Le fugitif, identifié comme Khaled al-Aidi, est présenté comme un Palestinien disposant également de la nationalité ukrainienne. D’après les informations recueillies par l’agence de presse, il avait été arrêté par le Hezbollah dans le cadre d’une enquête visant un réseau soupçonné de préparer des opérations au Liban, notamment à l’approche de l’anniversaire de l’élimination de l’ancien chef du mouvement, Hassan Nasrallah.
Selon le rapport, al-Aidi était détenu dans une installation secrète située à Dahieh, le bastion du Hezbollah dans la banlieue sud de Beyrouth. En mars dernier, alors que des frappes israéliennes visaient le secteur et que les habitants évacuaient la zone, il aurait profité du chaos pour s’échapper.
Toujours selon l’Associated Press, le suspect aurait ensuite rejoint le quartier diplomatique de Beyrouth avant de disparaître. Certaines sources libanaises affirment qu’il aurait trouvé refuge à l’ambassade d’Ukraine, mais son sort demeure inconnu à ce jour.

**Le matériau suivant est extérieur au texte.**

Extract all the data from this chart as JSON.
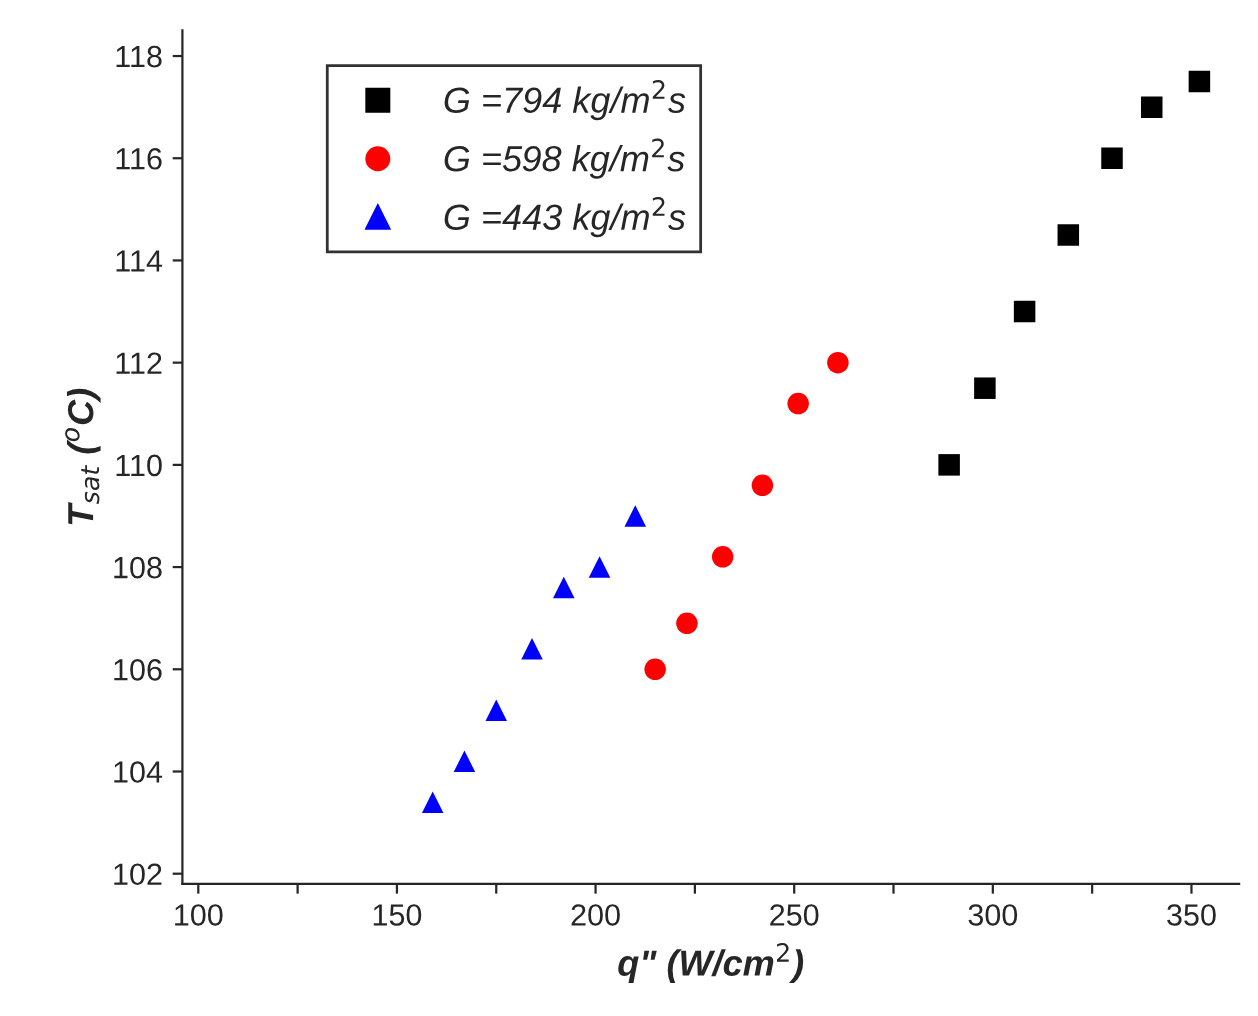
{
  "chart_data": {
    "type": "scatter",
    "xlabel": "q\" (W/cm$^{2}$)",
    "ylabel": "T$_{sat}$ ($^{o}$C)",
    "xlim": [
      96,
      362
    ],
    "ylim": [
      101.8,
      118.5
    ],
    "xticks": [
      100,
      {
        "value": 125,
        "label": null
      },
      150,
      {
        "value": 175,
        "label": null
      },
      200,
      {
        "value": 225,
        "label": null
      },
      250,
      {
        "value": 275,
        "label": null
      },
      300,
      {
        "value": 325,
        "label": null
      },
      350
    ],
    "yticks": [
      102,
      104,
      106,
      108,
      110,
      112,
      114,
      116,
      118
    ],
    "grid": false,
    "legend": "top left",
    "series": [
      {
        "name": "G =794 kg/m$^{2}$s",
        "color": "#000000",
        "marker": "square",
        "x": [
          289,
          298,
          308,
          319,
          330,
          340,
          352
        ],
        "values": [
          110,
          111.5,
          113,
          114.5,
          116,
          117,
          117.5
        ]
      },
      {
        "name": "G =598 kg/m$^{2}$s",
        "color": "#ff0000",
        "marker": "circle",
        "x": [
          215,
          223,
          232,
          242,
          251,
          261
        ],
        "values": [
          106,
          106.9,
          108.2,
          109.6,
          111.2,
          112
        ]
      },
      {
        "name": "G =443 kg/m$^{2}$s",
        "color": "#0000ff",
        "marker": "triangle",
        "x": [
          159,
          167,
          175,
          184,
          192,
          201,
          210
        ],
        "values": [
          103.4,
          104.2,
          105.2,
          106.4,
          107.6,
          108,
          109
        ]
      }
    ]
  }
}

L’enquête évoque également l’existence d’une cellule qui aurait été dirigée par un agent du Mossad opérant depuis l’Allemagne. Des actes d’accusation ont été déposés contre al-Aidi et six autres personnes de nationalité libanaise. Plusieurs suspects restent en détention, tandis qu’un autre aurait également pris la fuite.